NAIROBI, Feb 27 (Reuters) - Kenya has been granted a one-year extension to limits on sugar imports from regional trade bloc COMESA to enable the country to complete reforms that will make its sugar industry competitive, a Kenyan official said on Thursday.
East Africa's largest economy had been expected to open up fully its market to imports from the Common Market for Eastern and Southern Africa (COMESA) states after more than a decade of being allowed to protect its sugar farmers with high tariffs.
Industry regulator Kenya Sugar Board (KSB) estimates the cost of producing a tonne of sugar at about $570 in western Kenya.
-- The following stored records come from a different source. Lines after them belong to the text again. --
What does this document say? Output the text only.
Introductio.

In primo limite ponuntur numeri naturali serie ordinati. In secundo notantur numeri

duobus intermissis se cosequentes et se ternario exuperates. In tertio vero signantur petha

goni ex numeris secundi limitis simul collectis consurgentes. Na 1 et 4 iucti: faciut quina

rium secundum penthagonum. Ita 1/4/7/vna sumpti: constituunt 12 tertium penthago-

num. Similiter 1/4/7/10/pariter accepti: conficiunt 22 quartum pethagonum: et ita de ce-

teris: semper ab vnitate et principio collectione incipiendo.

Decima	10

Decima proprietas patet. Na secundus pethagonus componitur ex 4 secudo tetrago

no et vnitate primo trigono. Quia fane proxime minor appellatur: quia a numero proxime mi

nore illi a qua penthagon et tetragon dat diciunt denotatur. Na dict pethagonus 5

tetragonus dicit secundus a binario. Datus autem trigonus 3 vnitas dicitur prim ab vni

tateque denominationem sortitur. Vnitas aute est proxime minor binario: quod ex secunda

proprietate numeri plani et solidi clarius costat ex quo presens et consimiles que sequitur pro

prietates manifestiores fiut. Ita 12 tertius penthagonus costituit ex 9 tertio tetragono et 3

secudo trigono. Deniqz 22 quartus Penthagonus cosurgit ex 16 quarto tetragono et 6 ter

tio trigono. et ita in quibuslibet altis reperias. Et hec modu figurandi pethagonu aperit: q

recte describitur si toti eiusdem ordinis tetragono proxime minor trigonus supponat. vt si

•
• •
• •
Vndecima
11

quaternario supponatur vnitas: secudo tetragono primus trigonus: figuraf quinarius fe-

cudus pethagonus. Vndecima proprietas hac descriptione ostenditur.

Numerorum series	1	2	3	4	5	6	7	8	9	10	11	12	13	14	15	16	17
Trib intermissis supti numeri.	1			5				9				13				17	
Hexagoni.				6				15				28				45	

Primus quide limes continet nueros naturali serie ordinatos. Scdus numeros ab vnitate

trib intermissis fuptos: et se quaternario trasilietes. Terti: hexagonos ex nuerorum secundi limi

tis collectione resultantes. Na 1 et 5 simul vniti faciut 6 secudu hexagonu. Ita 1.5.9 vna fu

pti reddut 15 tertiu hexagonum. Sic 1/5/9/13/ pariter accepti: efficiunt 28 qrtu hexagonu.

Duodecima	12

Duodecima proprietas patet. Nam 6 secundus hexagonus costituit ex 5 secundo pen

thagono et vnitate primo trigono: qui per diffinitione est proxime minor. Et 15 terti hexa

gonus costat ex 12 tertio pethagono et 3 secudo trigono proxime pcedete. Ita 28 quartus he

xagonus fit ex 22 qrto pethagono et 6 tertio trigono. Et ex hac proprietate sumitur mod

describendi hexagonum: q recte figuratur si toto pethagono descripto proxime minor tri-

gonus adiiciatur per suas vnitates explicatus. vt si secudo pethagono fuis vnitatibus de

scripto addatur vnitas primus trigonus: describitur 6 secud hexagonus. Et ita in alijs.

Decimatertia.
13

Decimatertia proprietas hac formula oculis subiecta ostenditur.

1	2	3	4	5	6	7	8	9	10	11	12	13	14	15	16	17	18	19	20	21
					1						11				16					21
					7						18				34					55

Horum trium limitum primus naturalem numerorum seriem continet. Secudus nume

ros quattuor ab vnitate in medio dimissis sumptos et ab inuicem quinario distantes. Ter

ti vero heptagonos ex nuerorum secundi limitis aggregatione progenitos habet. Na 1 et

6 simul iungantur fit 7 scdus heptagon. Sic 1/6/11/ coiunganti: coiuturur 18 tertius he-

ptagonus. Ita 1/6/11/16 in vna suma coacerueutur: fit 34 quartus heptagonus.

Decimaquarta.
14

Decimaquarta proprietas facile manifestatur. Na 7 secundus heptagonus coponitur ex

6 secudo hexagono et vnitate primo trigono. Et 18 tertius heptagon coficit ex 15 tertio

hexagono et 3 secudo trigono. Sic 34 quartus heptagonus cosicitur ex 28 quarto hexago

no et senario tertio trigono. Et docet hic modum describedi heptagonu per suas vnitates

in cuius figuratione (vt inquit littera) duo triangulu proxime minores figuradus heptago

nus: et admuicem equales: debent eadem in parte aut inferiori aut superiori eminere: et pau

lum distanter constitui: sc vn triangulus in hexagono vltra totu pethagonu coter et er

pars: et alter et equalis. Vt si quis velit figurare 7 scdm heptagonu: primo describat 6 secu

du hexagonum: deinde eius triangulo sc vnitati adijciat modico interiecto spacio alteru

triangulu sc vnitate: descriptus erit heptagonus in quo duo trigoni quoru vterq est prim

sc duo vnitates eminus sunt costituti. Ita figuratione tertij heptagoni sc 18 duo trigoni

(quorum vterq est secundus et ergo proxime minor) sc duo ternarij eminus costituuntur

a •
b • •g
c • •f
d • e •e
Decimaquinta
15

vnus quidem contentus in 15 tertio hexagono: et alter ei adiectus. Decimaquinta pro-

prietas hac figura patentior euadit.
The cost is $240 to $290 in producers such as Egypt.
"Kenya was successfully granted a one-year extension on sugar import safeguards by COMESA," Karanja Kibicho, principal secretary at the Foreign Ministry, said after a COMESA meeting in the Democratic Republic of Congo this week.
The tariffs were scheduled to fall to zero in March, but Kenya sought an extension until 2015, giving more time for it to improve infrastructure and carry out other reforms.
COMESA also voiced concerns about European Union plans to abolish an internal sugar quota in September 2017, saying it would hurt COMESA exporting states, Congolese Foreign Minister Raymond Tshibanda said. It called for a delay until September 2020 and requested help to modernise the industry in COMESA.
Kenya's raw sugar production is expected to climb 17 percent to 700,000 tonnes in 2014, buoyed by higher cane supplies and more factory capacity. It has an annual sugar deficit of around 200,000 tonnes, usually filled by regional producers.
"A year is short in terms of effecting comprehensive reforms but it is better than nothing," Peter Kebati, chief executive of the country's largest miller Mumias Sugar
"We also need to address illegal consignments of sugar that come into the country from outside the COMESA bloc and give incentives to those who have already diversified to other competitive products other than sugar," he said.
Kenya plans to privatise five sugar factories to reduce inefficiency before the end of the COMESA trade safeguards.
KSB said Kenya produced a record 600,179 tonnes of sugar in 2013, up from a revised 502,563 tonnes the previous year.
Kenya has an installed factory capacity of 30,109 tonnes of cane per day and expects 3,000 tonnes to be added when a plant under construction near the port city of Mombasa starts operations. The factory - Kwale International Sugar Company - is 25 percent owned by Mauritius' Omnicane.